Smiling and even-mannered, Yang freely mixes anecdotes from a decade in game development with the kind of phrases you might hear in business school. Quoting the founder of Whole Foods, he notes that people have to eat food to live, just like companies need money to survive. However, people don’t live just to eat, and companies shouldn’t survive just to make money.
“I almost died when I was 18. When I look at this, I see all of this as borrowed time, and I’m lucky to be around, so if I just go around and waste my time just making money, what the f*ck, like I can’t take that away with me. The dollars in a bank account don’t matter. That doesn’t mean anything to me.”
In a year when the video game industry has seen a huge rise in layoffs, ironically, this attitude of not caring about money seems to have worked for Yang.
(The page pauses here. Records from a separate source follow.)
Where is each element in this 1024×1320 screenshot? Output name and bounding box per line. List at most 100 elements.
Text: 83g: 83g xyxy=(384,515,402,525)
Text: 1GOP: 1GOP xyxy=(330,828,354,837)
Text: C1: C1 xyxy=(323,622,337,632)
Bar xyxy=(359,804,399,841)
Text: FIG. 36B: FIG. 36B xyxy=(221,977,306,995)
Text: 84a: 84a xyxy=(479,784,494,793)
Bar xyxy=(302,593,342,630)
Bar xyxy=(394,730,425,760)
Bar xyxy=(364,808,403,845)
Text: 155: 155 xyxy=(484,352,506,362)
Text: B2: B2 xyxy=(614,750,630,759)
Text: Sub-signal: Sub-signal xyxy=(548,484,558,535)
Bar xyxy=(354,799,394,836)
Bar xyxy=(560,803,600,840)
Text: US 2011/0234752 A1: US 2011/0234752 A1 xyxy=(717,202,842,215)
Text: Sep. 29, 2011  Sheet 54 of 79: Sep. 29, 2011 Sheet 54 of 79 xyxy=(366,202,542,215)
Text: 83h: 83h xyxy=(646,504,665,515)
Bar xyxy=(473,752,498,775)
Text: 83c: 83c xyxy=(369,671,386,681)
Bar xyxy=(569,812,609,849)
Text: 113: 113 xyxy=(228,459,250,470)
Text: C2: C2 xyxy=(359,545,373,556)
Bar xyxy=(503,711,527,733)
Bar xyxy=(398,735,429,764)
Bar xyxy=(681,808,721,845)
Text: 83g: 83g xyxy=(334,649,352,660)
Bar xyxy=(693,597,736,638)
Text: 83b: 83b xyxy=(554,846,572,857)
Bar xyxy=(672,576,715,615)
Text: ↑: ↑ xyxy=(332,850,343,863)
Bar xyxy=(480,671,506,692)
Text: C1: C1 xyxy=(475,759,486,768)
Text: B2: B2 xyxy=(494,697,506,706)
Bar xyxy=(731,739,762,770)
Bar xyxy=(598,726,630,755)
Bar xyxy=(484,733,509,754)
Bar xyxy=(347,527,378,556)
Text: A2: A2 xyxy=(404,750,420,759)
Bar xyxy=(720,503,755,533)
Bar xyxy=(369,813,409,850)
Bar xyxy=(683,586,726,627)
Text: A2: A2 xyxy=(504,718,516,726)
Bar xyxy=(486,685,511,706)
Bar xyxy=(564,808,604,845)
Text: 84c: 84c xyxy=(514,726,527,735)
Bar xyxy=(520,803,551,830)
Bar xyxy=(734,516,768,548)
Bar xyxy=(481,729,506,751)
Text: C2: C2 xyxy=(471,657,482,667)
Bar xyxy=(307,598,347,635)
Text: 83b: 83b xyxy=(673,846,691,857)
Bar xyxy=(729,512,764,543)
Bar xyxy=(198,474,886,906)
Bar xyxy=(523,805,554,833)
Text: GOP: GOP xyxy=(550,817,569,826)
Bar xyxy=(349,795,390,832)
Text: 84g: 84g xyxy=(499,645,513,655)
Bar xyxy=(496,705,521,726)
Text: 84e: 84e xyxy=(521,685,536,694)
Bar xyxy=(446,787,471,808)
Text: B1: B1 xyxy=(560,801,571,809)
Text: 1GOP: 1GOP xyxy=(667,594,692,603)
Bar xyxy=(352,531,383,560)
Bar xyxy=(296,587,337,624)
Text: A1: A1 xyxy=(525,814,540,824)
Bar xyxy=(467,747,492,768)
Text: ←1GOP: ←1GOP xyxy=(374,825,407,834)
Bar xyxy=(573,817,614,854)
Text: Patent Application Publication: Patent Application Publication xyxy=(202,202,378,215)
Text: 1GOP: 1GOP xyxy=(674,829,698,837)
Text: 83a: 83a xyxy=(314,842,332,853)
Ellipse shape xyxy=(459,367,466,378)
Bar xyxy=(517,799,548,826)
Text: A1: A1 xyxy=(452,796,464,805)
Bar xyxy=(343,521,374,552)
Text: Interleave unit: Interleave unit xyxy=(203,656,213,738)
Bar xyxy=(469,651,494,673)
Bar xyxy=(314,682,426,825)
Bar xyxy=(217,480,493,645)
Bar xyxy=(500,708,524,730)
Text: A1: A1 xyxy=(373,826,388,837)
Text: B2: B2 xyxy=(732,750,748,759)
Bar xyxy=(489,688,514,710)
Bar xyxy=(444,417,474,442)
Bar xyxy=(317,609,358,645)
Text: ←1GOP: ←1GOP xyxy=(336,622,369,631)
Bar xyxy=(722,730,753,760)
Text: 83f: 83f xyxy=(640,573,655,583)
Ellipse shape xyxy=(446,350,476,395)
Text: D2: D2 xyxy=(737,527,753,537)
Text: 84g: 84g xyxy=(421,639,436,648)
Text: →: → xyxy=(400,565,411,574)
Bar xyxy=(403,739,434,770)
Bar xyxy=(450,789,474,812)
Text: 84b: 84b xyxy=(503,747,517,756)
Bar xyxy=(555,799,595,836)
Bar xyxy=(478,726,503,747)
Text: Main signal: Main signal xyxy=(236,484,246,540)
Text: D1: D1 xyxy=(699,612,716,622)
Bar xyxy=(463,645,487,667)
The quirky, narrative games that are Serenity Forge’s bread and butter are somewhat resistant to the shocks of the industry, according to Yang, who says that last year the company saw its second-highest revenue ever, and it is on track this year to beat that record.
Like the great creative minds before him, Yang is playing the long game.
“You know, dollar-bin Godfather during Black Friday still sells,” he says. “And so to do these kinds of timeless, more narrative-driven games [that last] with people for a long time. We just got lucky in how we do business and what we care about is to be a lot more resistant to the crazy waves that happen in history.”